The District’s rates of childhood obesity, sexually transmitted disease and teen pregnancy are among the country’s highest. Periodic surveys have detailed student attitudes toward risky behavior, but officials said the annual test will fill gaps in their understanding of what young people know and why they might behave the way they do.
“It paints a fuller picture,” said Brian Pick, deputy chief of curriculum and instruction for D.C. Public Schools. “We don’t know as a system or as a city what knowledge kids have about these topics.”
A 2009 District study found that nearly half of the city’s chlamydia and gonorrhea diagnoses were among District residents 15 to 19 years old. Two-thirds of all diagnoses were among those younger than 24. Also, more than 3 percent of District residents older than 12 were living with HIV or AIDS in 2009, the report said.

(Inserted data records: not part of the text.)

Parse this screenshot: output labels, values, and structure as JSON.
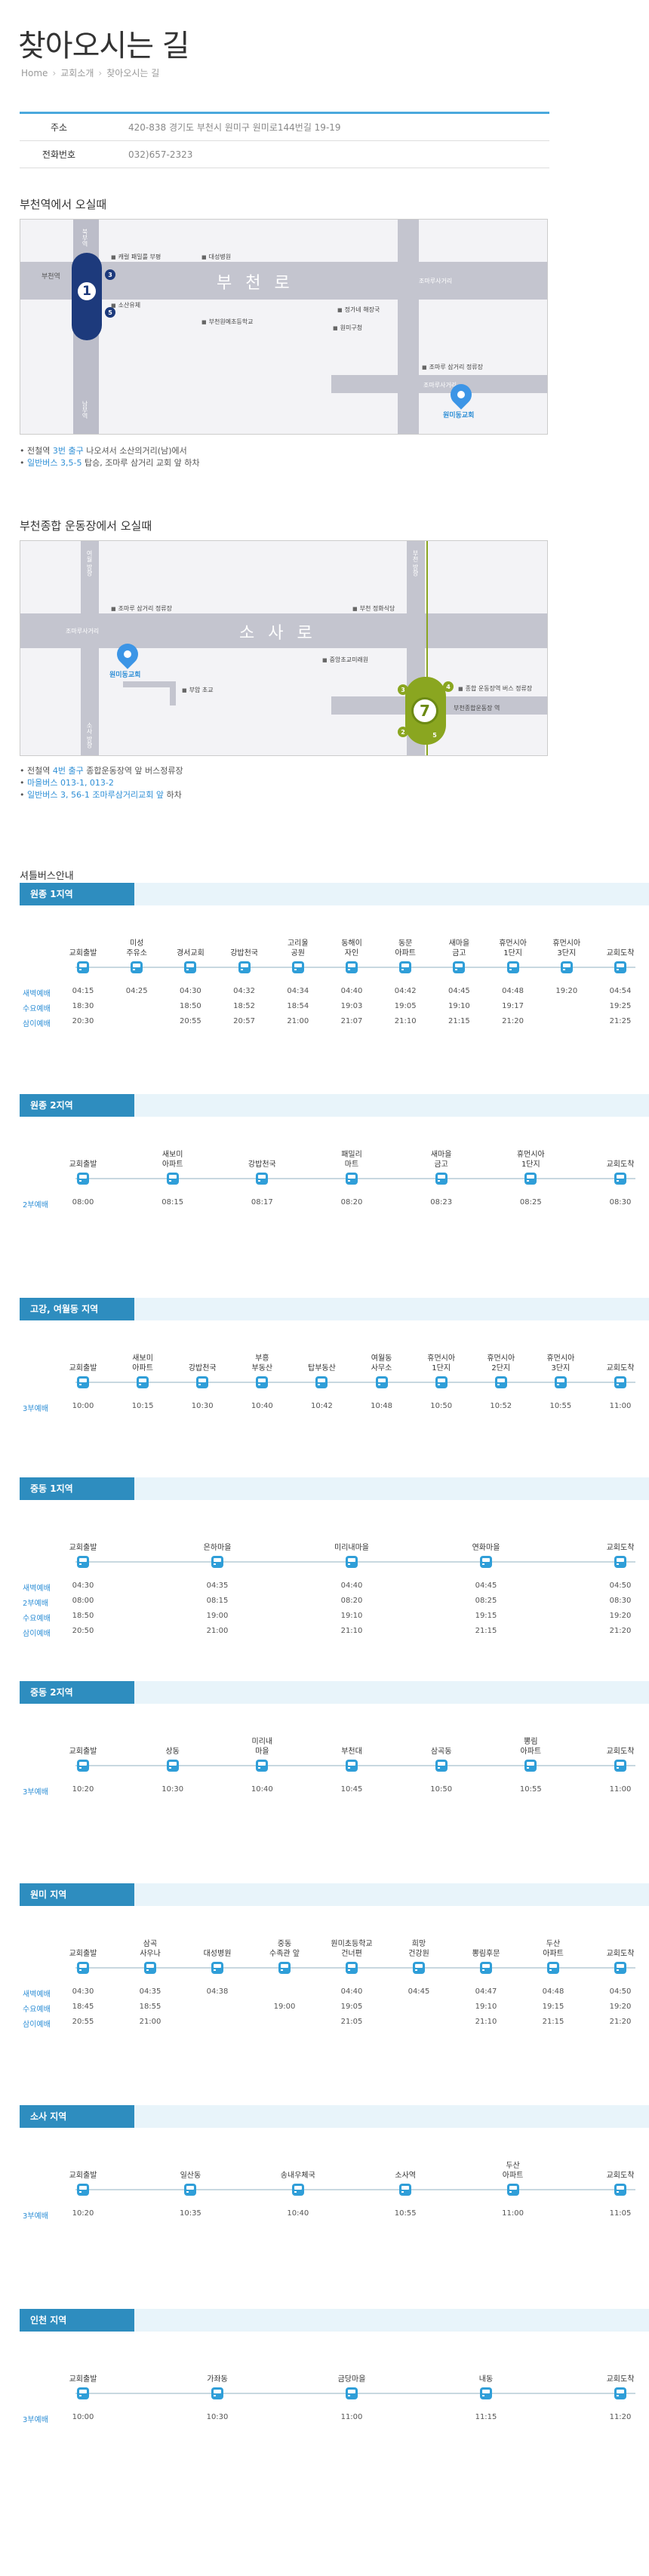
{
  "page": {
    "title": "찾아오시는 길",
    "breadcrumb": [
      "Home",
      "교회소개",
      "찾아오시는 길"
    ]
  },
  "info": {
    "rows": [
      {
        "label": "주소",
        "value": "420-838 경기도 부천시 원미구 원미로144번길 19-19"
      },
      {
        "label": "전화번호",
        "value": "032)657-2323"
      }
    ]
  },
  "map1": {
    "heading": "부천역에서 오실때",
    "road_name": "부천로",
    "station_number": "1",
    "labels": {
      "bucheon_station": "부천역",
      "exit3": "3",
      "exit5": "5",
      "north_station": "북부역",
      "south_station": "남부역",
      "crossroad": "조마루 사거리",
      "crossroad2": "조마루사거리",
      "church": "원미동교회"
    },
    "pois": [
      "캐럴 패밀룰 부평",
      "대성병원",
      "소산유체",
      "부천원예초등학교",
      "정가네 해장국",
      "원미구청",
      "조마루 삼거리 정류장"
    ],
    "bullets": [
      {
        "pre": "전철역 ",
        "hl": "3번 출구",
        "post": " 나오셔서 소산의거리(남)에서"
      },
      {
        "pre": "",
        "hl": "일반버스 3,5-5",
        "post": " 탑승, 조마루 삼거리 교회 앞 하차"
      }
    ]
  },
  "map2": {
    "heading": "부천종합 운동장에서 오실때",
    "road_name": "소사로",
    "station_number": "7",
    "labels": {
      "crossroad": "조마루사거리",
      "church": "원미동교회",
      "ex3": "3",
      "ex4": "4",
      "ex2": "2",
      "ex5": "5",
      "stadium": "부천종합운동장 역",
      "north_label": "부천 방향",
      "south_label": "소사 방향",
      "north_label2": "여월 방향"
    },
    "pois": [
      "조마루 삼거리 정류장",
      "부천 정화식당",
      "중앙초교미래원",
      "부암 초교",
      "종합 운동장역 버스 정류장"
    ],
    "bullets": [
      {
        "pre": "전철역 ",
        "hl": "4번 출구",
        "post": " 종합운동장역 앞 버스정류장"
      },
      {
        "pre": "",
        "hl": "마을버스 013-1, 013-2",
        "post": ""
      },
      {
        "pre": "",
        "hl": "일반버스 3, 56-1 조마루삼거리교회 앞",
        "post": " 하차"
      }
    ]
  },
  "shuttle_heading": "셔틀버스안내",
  "routes": [
    {
      "name": "원종 1지역",
      "stops": [
        "교회출발",
        "미성\n주유소",
        "경서교회",
        "강밥천국",
        "고리울\n공원",
        "동해이\n자인",
        "동문\n아파트",
        "새마을\n금고",
        "휴먼시아\n1단지",
        "휴먼시아\n3단지",
        "교회도착"
      ],
      "rows": [
        {
          "label": "새벽예배",
          "times": [
            "04:15",
            "04:25",
            "04:30",
            "04:32",
            "04:34",
            "04:40",
            "04:42",
            "04:45",
            "04:48",
            "19:20",
            "04:54"
          ]
        },
        {
          "label": "수요예배",
          "times": [
            "18:30",
            "",
            "18:50",
            "18:52",
            "18:54",
            "19:03",
            "19:05",
            "19:10",
            "19:17",
            "",
            "19:25"
          ]
        },
        {
          "label": "삼이예배",
          "times": [
            "20:30",
            "",
            "20:55",
            "20:57",
            "21:00",
            "21:07",
            "21:10",
            "21:15",
            "21:20",
            "",
            "21:25"
          ]
        }
      ]
    },
    {
      "name": "원종 2지역",
      "stops": [
        "교회출발",
        "새보미\n아파트",
        "강밥천국",
        "패밀리\n마트",
        "새마을\n금고",
        "휴먼시아\n1단지",
        "교회도착"
      ],
      "rows": [
        {
          "label": "2부예배",
          "times": [
            "08:00",
            "08:15",
            "08:17",
            "08:20",
            "08:23",
            "08:25",
            "08:30"
          ]
        }
      ]
    },
    {
      "name": "고강, 여월동 지역",
      "stops": [
        "교회출발",
        "새보미\n아파트",
        "강밥천국",
        "부흥\n부동산",
        "탑부동산",
        "여월동\n사무소",
        "휴먼시아\n1단지",
        "휴먼시아\n2단지",
        "휴먼시아\n3단지",
        "교회도착"
      ],
      "rows": [
        {
          "label": "3부예배",
          "times": [
            "10:00",
            "10:15",
            "10:30",
            "10:40",
            "10:42",
            "10:48",
            "10:50",
            "10:52",
            "10:55",
            "11:00"
          ]
        }
      ]
    },
    {
      "name": "중동 1지역",
      "stops": [
        "교회출발",
        "은하마을",
        "미리내마을",
        "연화마을",
        "교회도착"
      ],
      "rows": [
        {
          "label": "새벽예배",
          "times": [
            "04:30",
            "04:35",
            "04:40",
            "04:45",
            "04:50"
          ]
        },
        {
          "label": "2부예배",
          "times": [
            "08:00",
            "08:15",
            "08:20",
            "08:25",
            "08:30"
          ]
        },
        {
          "label": "수요예배",
          "times": [
            "18:50",
            "19:00",
            "19:10",
            "19:15",
            "19:20"
          ]
        },
        {
          "label": "삼이예배",
          "times": [
            "20:50",
            "21:00",
            "21:10",
            "21:15",
            "21:20"
          ]
        }
      ]
    },
    {
      "name": "중동 2지역",
      "stops": [
        "교회출발",
        "상동",
        "미리내\n마을",
        "부천대",
        "삼곡동",
        "뽕림\n아파트",
        "교회도착"
      ],
      "rows": [
        {
          "label": "3부예배",
          "times": [
            "10:20",
            "10:30",
            "10:40",
            "10:45",
            "10:50",
            "10:55",
            "11:00"
          ]
        }
      ]
    },
    {
      "name": "원미 지역",
      "stops": [
        "교회출발",
        "삼곡\n사우나",
        "대성병원",
        "중동\n수족관 앞",
        "원미초등학교\n건너편",
        "희망\n건강원",
        "뽕림후문",
        "두산\n아파트",
        "교회도착"
      ],
      "rows": [
        {
          "label": "새벽예배",
          "times": [
            "04:30",
            "04:35",
            "04:38",
            "",
            "04:40",
            "04:45",
            "04:47",
            "04:48",
            "04:50"
          ]
        },
        {
          "label": "수요예배",
          "times": [
            "18:45",
            "18:55",
            "",
            "19:00",
            "19:05",
            "",
            "19:10",
            "19:15",
            "19:20"
          ]
        },
        {
          "label": "삼이예배",
          "times": [
            "20:55",
            "21:00",
            "",
            "",
            "21:05",
            "",
            "21:10",
            "21:15",
            "21:20"
          ]
        }
      ]
    },
    {
      "name": "소사 지역",
      "stops": [
        "교회출발",
        "일산동",
        "송내우체국",
        "소사역",
        "두산\n아파트",
        "교회도착"
      ],
      "rows": [
        {
          "label": "3부예배",
          "times": [
            "10:20",
            "10:35",
            "10:40",
            "10:55",
            "11:00",
            "11:05"
          ]
        }
      ]
    },
    {
      "name": "인천 지역",
      "stops": [
        "교회출발",
        "가좌동",
        "금당마을",
        "내동",
        "교회도착"
      ],
      "rows": [
        {
          "label": "3부예배",
          "times": [
            "10:00",
            "10:30",
            "11:00",
            "11:15",
            "11:20"
          ]
        }
      ]
    }
  ]
}
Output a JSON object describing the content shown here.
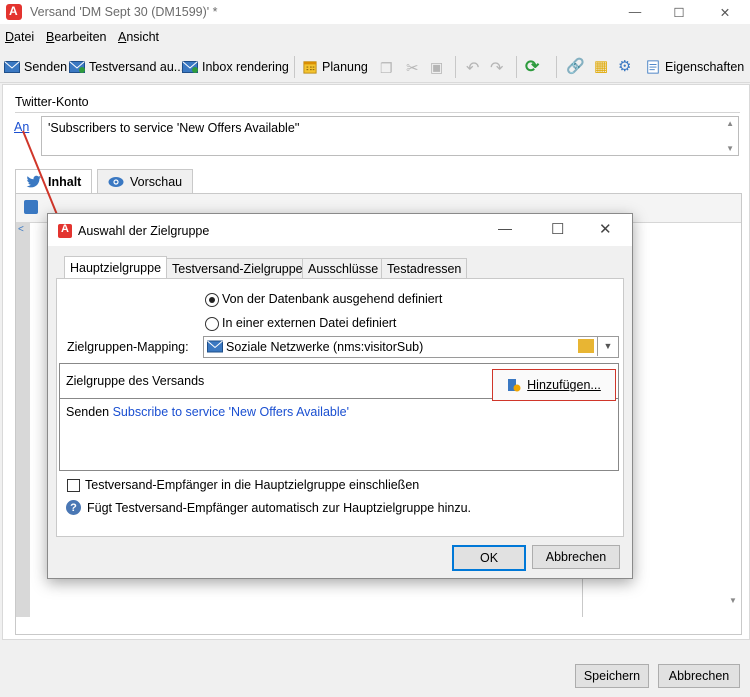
{
  "window": {
    "title": "Versand 'DM Sept 30 (DM1599)' *",
    "logo_letter": "A",
    "controls": {
      "minimize": "—",
      "maximize": "☐",
      "close": "✕"
    }
  },
  "menu": [
    {
      "underline": "D",
      "rest": "atei"
    },
    {
      "underline": "B",
      "rest": "earbeiten"
    },
    {
      "underline": "A",
      "rest": "nsicht"
    }
  ],
  "toolbar": {
    "send": "Senden",
    "proof": "Testversand au...",
    "inbox": "Inbox rendering",
    "schedule": "Planung",
    "properties": "Eigenschaften"
  },
  "account": {
    "section_label": "Twitter-Konto",
    "to_link": "An",
    "to_value": "'Subscribers to service 'New Offers Available''"
  },
  "tabs": {
    "content": "Inhalt",
    "preview": "Vorschau"
  },
  "editor": {
    "gutter_text": "<"
  },
  "footer": {
    "save": "Speichern",
    "cancel": "Abbrechen"
  },
  "dialog": {
    "title": "Auswahl der Zielgruppe",
    "logo_letter": "A",
    "tabs": [
      "Hauptzielgruppe",
      "Testversand-Zielgruppe",
      "Ausschlüsse",
      "Testadressen"
    ],
    "radio_db": "Von der Datenbank ausgehend definiert",
    "radio_file": "In einer externen Datei definiert",
    "mapping_label": "Zielgruppen-Mapping:",
    "mapping_value": "Soziale Netzwerke (nms:visitorSub)",
    "target_heading": "Zielgruppe des Versands",
    "add_button": "Hinzufügen...",
    "target_prefix": "Senden",
    "target_link": "Subscribe to service 'New Offers Available'",
    "checkbox_label": "Testversand-Empfänger in die Hauptzielgruppe einschließen",
    "help_text": "Fügt Testversand-Empfänger automatisch zur Hauptzielgruppe hinzu.",
    "ok": "OK",
    "cancel": "Abbrechen"
  },
  "colors": {
    "accent": "#e3342f",
    "link": "#1a4fd1",
    "highlight": "#d0362a"
  }
}
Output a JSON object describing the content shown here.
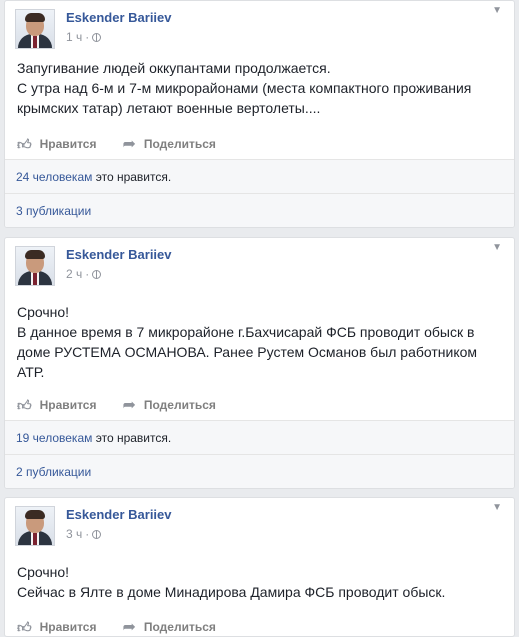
{
  "posts": [
    {
      "author": "Eskender Bariiev",
      "time": "1 ч",
      "text": "Запугивание людей оккупантами продолжается.\nС утра над 6-м и 7-м микрорайонами (места компактного проживания крымских татар) летают военные вертолеты....",
      "like_label": "Нравится",
      "share_label": "Поделиться",
      "likes_link": "24 человекам",
      "likes_suffix": "это нравится.",
      "shares": "3 публикации"
    },
    {
      "author": "Eskender Bariiev",
      "time": "2 ч",
      "text": "Срочно!\nВ данное время в 7 микрорайоне г.Бахчисарай ФСБ проводит обыск в доме РУСТЕМА ОСМАНОВА. Ранее Рустем Османов был работником АТР.",
      "like_label": "Нравится",
      "share_label": "Поделиться",
      "likes_link": "19 человекам",
      "likes_suffix": "это нравится.",
      "shares": "2 публикации"
    },
    {
      "author": "Eskender Bariiev",
      "time": "3 ч",
      "text": "Срочно!\nСейчас в Ялте в доме Минадирова Дамира ФСБ проводит обыск.",
      "like_label": "Нравится",
      "share_label": "Поделиться"
    }
  ],
  "colors": {
    "page_bg": "#e9ebee",
    "link": "#365899",
    "meta": "#90949c"
  },
  "icons": {
    "like": "thumbs-up-icon",
    "share": "share-arrow-icon",
    "privacy": "globe-icon",
    "menu": "chevron-down-icon"
  }
}
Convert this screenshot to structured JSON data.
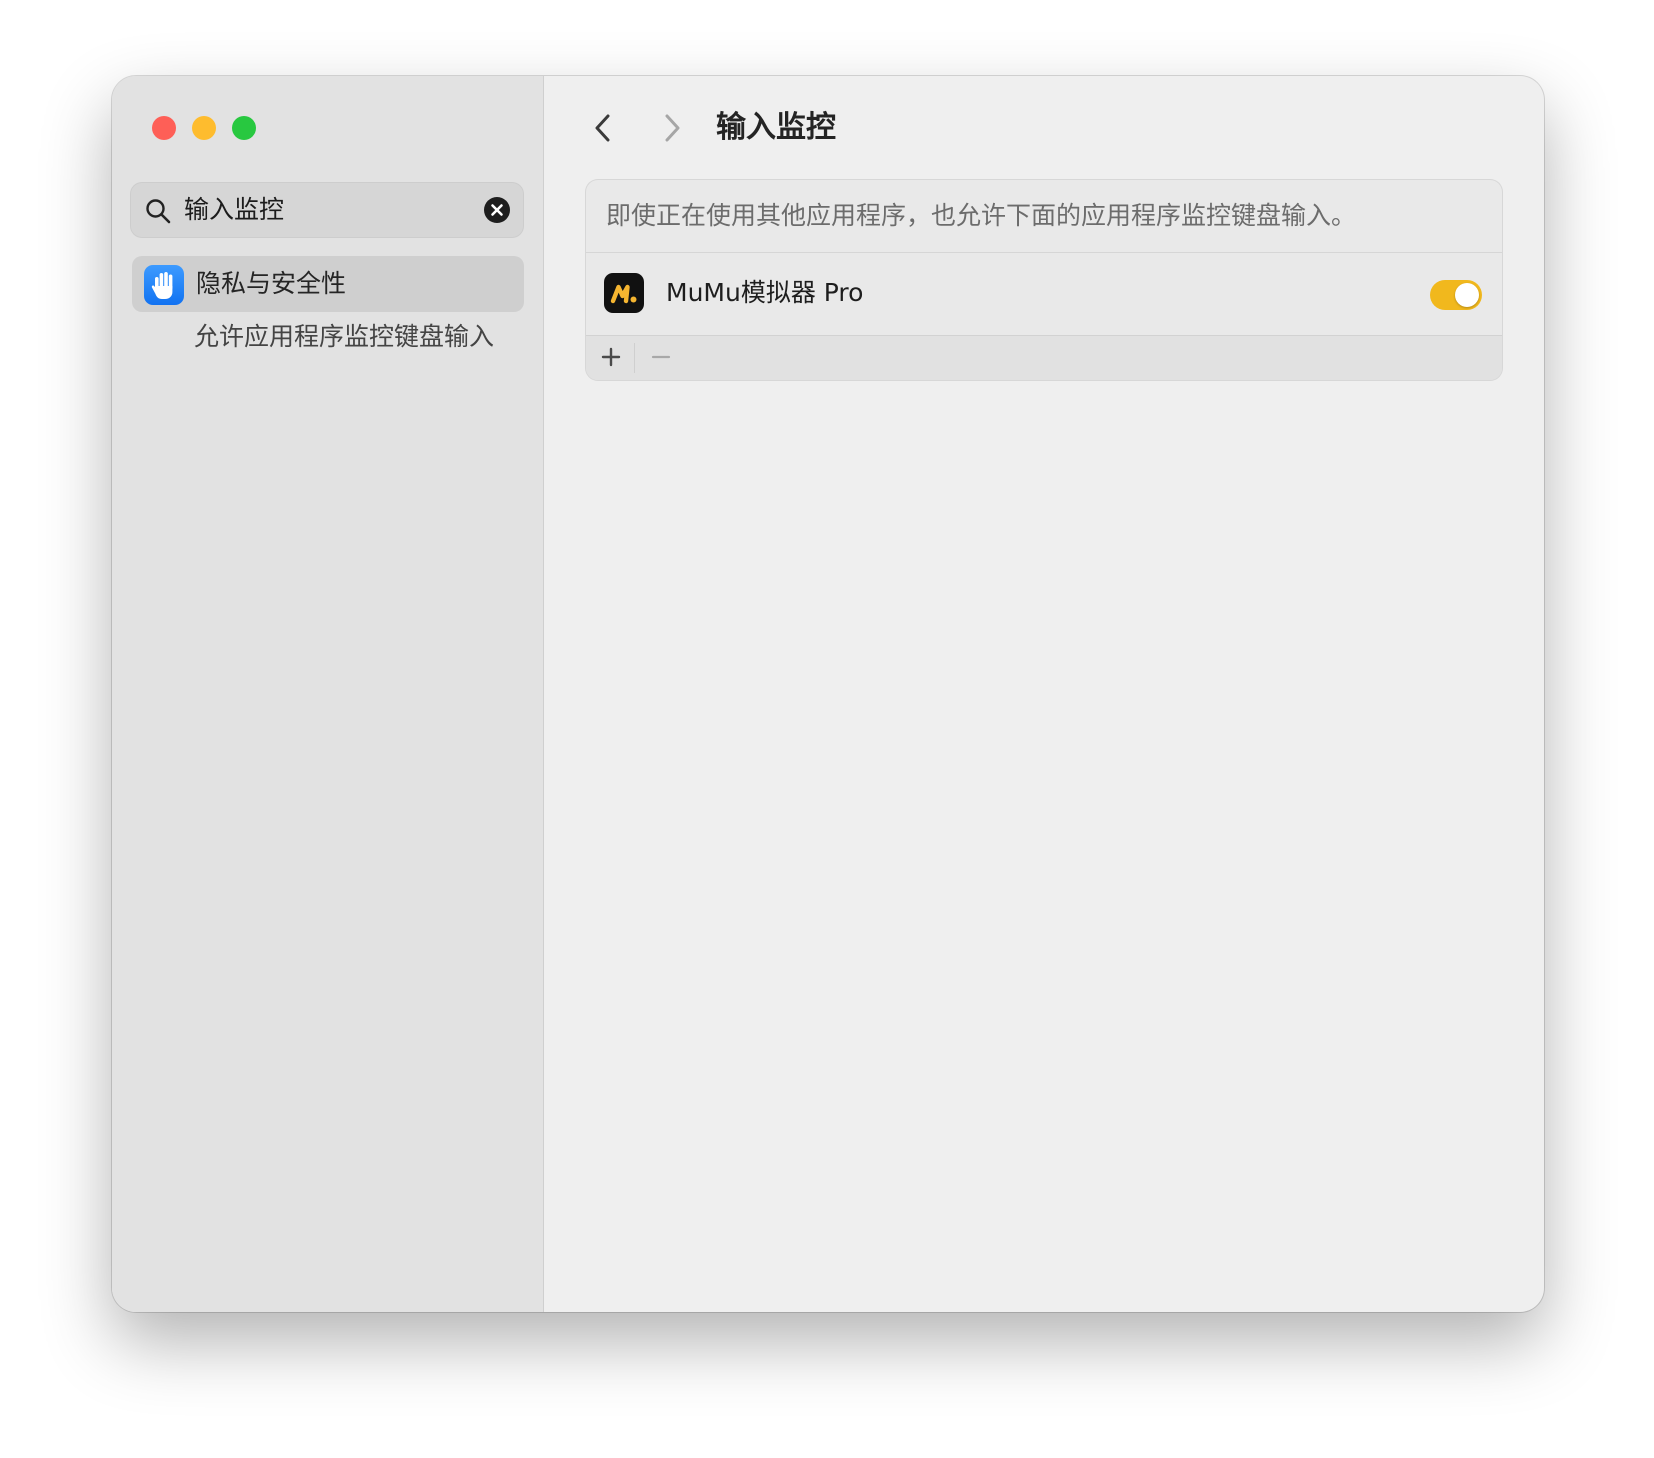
{
  "window": {
    "controls": [
      "close",
      "minimize",
      "zoom"
    ]
  },
  "sidebar": {
    "search": {
      "value": "输入监控",
      "icon": "magnifyingglass-icon",
      "clear_icon": "xmark-circle-fill-icon"
    },
    "selected_item": {
      "label": "隐私与安全性",
      "icon": "hand-raised-icon",
      "icon_color": "#1a7ff5"
    },
    "sub_result": "允许应用程序监控键盘输入"
  },
  "main": {
    "title": "输入监控",
    "nav": {
      "back_icon": "chevron-left-icon",
      "forward_icon": "chevron-right-icon"
    },
    "description": "即使正在使用其他应用程序，也允许下面的应用程序监控键盘输入。",
    "apps": [
      {
        "name": "MuMu模拟器 Pro",
        "icon": "mumu-app-icon",
        "enabled": true,
        "toggle_color": "#f1b81d"
      }
    ],
    "toolbar": {
      "add_icon": "plus-icon",
      "remove_icon": "minus-icon"
    }
  },
  "colors": {
    "close": "#fe5f57",
    "minimize": "#febc2e",
    "zoom": "#28c840",
    "accent": "#f1b81d"
  }
}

The initiative may resonate nationally. Also in 2009, the Center for Disease Control found in a study the rate of AIDS diagnoses among young males 15 to 19 years of age doubled between 1997 and 2006, from 1.3 cases to 2.5 cases per 100,000 people. A jump was recorded for other sexually-transmitted infections (STI) among young adults. For Chlamydia, an overview of the report reads:
a total of 1,244,180 cases of sexually transmitted Chlamydia trachomatis infection were reported to the Centers for Disease Control and Prevention (CDC) (Table 1). This is the largest number of cases ever reported to CDC for any condition. This case count corresponds to a rate of 409.2 cases per 100,000 population, an increase of 2.8% compared with the rate in 2008.
After a multi-decade decline in the rate of syphilis, the STI has rebounded among men and women with increases logged nearly every after 2000.
Meanwhile, the Guttmacher Institute notes 15 to 24-year-olds account for roughly half of the 18.9 million cases of STIs each year, although that age group represents a quarter of all sexually-active persons.